Where We Begin
2025-2026 · Wallpaper made by the artist, painting, found objects, ceramic bricks, mark-making · Dimensions variable
About this work
Where We Begin is a time-based, site-responsive installation that marks a shift in the artist's practice from articulating loss toward exploring rebuilding as an ongoing and unresolved process. Developed in dialogue with the earlier work My Wallpaper. Fragments of a Lost Home, the installation repositions its material language toward questions of how life, memory, and responsibility are reassembled after destruction.
The work centres on photographic wallpaper depicting ruined residential buildings, damaged interiors, and traces of everyday domestic life interrupted by war in Ukraine. Rather than forming a fully immersive environment, the wallpaper remains partially intact and partially torn from the wall. This act of peeling functions both as a gesture of release from accumulated physical and emotional scars and as an acknowledgment that traces of trauma persist and cannot be fully removed.
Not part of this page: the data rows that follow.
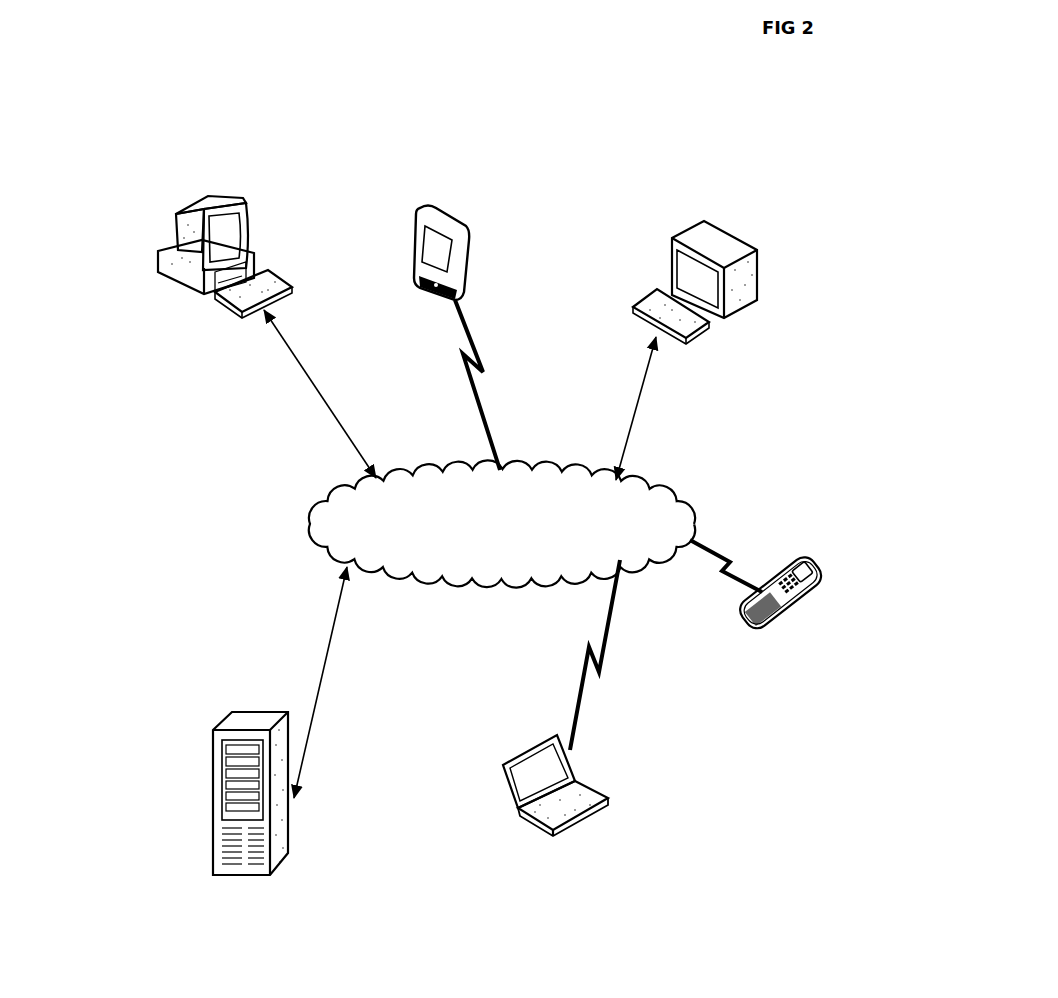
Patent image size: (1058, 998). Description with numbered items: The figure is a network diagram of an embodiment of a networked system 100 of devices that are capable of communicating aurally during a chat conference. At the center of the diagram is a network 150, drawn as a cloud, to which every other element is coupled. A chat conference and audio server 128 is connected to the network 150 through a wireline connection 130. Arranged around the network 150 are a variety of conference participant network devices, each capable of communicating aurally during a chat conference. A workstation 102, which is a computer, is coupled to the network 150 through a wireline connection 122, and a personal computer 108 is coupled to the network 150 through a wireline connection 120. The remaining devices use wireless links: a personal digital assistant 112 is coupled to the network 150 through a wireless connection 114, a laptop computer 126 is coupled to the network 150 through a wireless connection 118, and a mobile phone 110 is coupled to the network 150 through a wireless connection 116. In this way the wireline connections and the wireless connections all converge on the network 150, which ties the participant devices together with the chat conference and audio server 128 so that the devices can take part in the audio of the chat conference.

The networked system 100 is at (738, 156).
The workstation 102 is at (731, 238).
The personal computer 108 is at (242, 204).
The mobile phone 110 is at (793, 563).
The personal digital assistant 112 is at (458, 221).
The wireless connection 114 is at (490, 425).
The wireless connection 116 is at (720, 562).
The wireless connection 118 is at (604, 634).
The wireline connection 120 is at (325, 397).
The wireline connection 122 is at (635, 418).
The laptop computer 126 is at (592, 785).
The chat conference and audio server 128 is at (291, 818).
The wireline connection 130 is at (328, 648).
The network 150 is at (692, 506).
Found objects originating from destroyed homes in Ukraine are integrated into the installation. Furniture elements and architectural fragments retain the scale and intimacy of lived space, grounding the work in material reality. Ceramic bricks emerge among these objects as provisional structures, proposing rebuilding not as restoration, but as an open-ended process that begins while ruins remain visible.
The installation brings together adult and childlike registers. While the bricks reference construction and play, mark-making by the artist's daughter introduces gestures of continuity and future orientation. These elements allow new, affirmative memories to coexist with, rather than erase, older painful ones.
Where We Begin approaches rebuilding as a layered and non-linear process involving both the release of trauma and its material encapsulation. The installation incorporates around 200 ceramic bricks, whose number and configuration shift throughout the exhibition, forming a gesture of slow rebuilding and the gradual emergence of new future realities.